Even though this admission makes her feel like The Grinch, Tayari Jones will not write a novel this month.

Sometimes I feel like the only novelist who does not spend the month of November cranking out a novel in thirty days in celebration of NaNoWriMo-- National Novel Writing Month.

Just writing this post makes me feel like a literary Grinch, but I must admit that I have never been even tempted to NaNo. One reason is that my birthday is in November and the last thing I want to do on my birthday is to slam for an arbitrary deadline. The second reason is more artistic. I am a slow and deliberate writer. (When you think Tortoise and Hare, the Tortoise leaves skid marks on my back.) I cannot imagine that a novel I could write in thirty days would be any good to read, nor would it be any fun to write.

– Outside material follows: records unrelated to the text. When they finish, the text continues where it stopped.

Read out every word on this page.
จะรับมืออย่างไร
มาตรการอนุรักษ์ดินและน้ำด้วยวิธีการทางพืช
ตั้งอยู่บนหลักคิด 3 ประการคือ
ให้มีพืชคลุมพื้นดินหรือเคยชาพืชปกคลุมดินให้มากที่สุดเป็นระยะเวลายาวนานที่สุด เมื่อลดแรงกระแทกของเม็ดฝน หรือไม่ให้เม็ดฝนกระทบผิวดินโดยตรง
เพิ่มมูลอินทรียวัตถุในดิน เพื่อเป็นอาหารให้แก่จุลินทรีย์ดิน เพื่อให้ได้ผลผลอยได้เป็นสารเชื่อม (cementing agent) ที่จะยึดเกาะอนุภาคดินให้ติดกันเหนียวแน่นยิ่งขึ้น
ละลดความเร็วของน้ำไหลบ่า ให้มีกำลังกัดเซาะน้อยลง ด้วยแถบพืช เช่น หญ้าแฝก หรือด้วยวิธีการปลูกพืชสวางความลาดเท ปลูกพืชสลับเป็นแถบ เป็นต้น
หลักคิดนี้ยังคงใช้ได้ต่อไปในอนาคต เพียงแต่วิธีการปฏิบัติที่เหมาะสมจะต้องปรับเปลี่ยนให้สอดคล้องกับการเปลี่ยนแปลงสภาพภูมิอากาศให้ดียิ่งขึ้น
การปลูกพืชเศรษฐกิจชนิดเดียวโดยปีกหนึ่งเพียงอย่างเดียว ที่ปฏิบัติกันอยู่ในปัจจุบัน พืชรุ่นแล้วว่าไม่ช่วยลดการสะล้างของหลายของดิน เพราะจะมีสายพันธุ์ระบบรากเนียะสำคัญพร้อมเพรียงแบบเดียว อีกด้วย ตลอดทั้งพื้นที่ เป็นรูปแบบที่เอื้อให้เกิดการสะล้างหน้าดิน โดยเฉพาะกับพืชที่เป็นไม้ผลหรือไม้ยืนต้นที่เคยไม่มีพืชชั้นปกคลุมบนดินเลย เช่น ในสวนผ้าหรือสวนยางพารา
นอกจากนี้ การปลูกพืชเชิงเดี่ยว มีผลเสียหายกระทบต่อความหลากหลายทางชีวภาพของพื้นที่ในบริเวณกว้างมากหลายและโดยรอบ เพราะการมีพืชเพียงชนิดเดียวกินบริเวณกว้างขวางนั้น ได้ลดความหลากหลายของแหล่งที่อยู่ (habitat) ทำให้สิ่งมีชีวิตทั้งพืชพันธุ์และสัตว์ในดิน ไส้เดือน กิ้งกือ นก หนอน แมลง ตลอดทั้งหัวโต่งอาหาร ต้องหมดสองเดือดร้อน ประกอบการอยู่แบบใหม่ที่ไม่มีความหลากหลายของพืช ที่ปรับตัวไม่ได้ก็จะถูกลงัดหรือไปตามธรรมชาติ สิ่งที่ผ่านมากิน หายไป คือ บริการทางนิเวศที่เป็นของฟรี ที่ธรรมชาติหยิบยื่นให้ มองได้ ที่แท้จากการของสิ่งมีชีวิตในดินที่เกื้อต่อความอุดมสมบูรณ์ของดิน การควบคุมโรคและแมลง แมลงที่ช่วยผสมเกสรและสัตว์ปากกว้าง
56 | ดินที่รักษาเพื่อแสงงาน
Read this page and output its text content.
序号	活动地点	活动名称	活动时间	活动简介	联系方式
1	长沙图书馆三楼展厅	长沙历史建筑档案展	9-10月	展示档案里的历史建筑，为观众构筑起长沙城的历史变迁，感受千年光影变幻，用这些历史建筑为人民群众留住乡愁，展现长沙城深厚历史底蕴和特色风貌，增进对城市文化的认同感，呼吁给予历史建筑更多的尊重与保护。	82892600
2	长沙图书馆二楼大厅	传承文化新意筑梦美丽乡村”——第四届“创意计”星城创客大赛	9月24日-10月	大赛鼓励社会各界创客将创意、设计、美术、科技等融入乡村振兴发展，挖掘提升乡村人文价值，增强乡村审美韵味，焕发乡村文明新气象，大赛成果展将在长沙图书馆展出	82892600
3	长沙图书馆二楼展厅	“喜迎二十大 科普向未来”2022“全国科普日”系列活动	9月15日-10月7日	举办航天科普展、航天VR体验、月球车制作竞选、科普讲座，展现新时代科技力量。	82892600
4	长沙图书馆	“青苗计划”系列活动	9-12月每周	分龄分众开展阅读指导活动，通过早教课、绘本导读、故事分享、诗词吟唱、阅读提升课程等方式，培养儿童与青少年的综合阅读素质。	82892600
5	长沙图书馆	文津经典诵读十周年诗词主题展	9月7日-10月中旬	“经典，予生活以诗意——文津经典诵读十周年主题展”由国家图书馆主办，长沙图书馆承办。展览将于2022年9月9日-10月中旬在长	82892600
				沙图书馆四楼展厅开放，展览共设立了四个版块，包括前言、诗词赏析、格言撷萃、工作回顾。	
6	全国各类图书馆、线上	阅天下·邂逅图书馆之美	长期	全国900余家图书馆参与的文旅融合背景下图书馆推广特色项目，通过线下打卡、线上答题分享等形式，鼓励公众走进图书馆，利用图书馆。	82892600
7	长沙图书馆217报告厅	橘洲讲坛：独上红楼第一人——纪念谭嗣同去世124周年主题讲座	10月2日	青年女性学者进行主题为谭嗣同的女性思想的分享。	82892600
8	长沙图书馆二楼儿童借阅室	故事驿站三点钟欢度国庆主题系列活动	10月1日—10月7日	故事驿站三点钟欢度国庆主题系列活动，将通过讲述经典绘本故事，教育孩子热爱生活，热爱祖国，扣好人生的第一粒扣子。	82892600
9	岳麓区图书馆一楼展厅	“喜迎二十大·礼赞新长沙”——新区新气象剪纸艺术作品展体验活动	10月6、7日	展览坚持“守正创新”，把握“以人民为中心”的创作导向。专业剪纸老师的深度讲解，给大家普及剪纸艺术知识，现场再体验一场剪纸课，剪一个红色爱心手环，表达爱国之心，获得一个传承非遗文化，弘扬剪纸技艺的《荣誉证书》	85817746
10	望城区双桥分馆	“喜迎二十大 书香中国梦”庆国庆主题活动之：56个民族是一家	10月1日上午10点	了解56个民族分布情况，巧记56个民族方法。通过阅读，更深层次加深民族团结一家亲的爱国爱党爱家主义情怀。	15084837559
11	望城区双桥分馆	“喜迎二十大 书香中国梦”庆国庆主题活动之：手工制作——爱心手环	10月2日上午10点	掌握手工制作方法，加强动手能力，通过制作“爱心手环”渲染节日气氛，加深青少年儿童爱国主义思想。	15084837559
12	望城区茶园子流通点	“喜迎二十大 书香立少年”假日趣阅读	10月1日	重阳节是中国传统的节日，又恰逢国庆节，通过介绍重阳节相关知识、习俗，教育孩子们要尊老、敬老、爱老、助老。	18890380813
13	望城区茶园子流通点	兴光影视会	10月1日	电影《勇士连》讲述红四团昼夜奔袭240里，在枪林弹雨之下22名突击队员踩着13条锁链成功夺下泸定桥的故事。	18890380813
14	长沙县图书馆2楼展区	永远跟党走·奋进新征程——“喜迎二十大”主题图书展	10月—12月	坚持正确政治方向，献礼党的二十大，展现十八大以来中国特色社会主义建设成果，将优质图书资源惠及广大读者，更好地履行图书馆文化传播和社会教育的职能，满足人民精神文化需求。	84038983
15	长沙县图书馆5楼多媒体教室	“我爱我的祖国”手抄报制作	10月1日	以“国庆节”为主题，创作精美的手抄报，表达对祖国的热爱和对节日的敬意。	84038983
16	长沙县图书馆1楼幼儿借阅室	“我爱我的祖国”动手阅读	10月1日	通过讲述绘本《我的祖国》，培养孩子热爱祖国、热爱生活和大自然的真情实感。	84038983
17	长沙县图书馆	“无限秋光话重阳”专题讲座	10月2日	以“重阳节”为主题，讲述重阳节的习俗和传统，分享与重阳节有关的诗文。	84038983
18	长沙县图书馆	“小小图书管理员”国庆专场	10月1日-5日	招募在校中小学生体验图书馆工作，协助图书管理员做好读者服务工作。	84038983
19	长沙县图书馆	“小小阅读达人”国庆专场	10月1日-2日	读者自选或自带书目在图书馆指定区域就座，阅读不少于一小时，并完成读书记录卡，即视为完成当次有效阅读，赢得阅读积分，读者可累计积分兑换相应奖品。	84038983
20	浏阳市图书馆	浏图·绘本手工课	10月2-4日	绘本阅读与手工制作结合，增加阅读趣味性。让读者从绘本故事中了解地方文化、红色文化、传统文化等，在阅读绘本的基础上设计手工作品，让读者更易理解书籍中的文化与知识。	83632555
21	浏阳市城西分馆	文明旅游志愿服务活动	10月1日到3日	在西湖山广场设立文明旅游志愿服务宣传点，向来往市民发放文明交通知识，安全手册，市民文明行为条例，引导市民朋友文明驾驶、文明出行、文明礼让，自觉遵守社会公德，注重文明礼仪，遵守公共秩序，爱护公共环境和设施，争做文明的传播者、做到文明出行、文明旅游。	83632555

I know someone will comment with some notable masterpiece written in three weeks. (Just as I am writing this, I think I remember someone saying that Their Eyes Were Watching God, was written in twenty-three days or something.) But I know how I write and it isn't quick.

I understand that imposition of a deadline as a way to motivate folks to actually sit down and write, but for me, art doesn't really work that way. The idea of writing a novel in a month is really attractive for obvious reasons-- just think, you could be a novelist before Christmas!

But, sadly, really exploring an idea and developing meaningful characters and plots can take time and a lot of it. IMHO, word count is not necessarily the best way to measure progress on novel. I prefer to judge myself based on the time I spend at my desk. Although it takes a certain word count to make a completed novel, counting words isn’t the most accurate measure of art. I believe in setting goals, but these goals should be reasonable and healthy.

I love all the NaNoWriMo enthusiasm, really I do. But you may also be setting yourself up to fail and feeling like a failure is not inspiring. To my mind, NaNoWriMo is almost like going on a crash diet to fit into a special dress. You spend days eating nothing but cabbage soup and Dexatrim and feel proud of yourself for dropping ten pounds in ten days or whatever. But have you been properly nourished? Have you learned any new sustainable habits? Nope. Why not? Because you made the whole enterprise about fitting that dress, not about changing your life.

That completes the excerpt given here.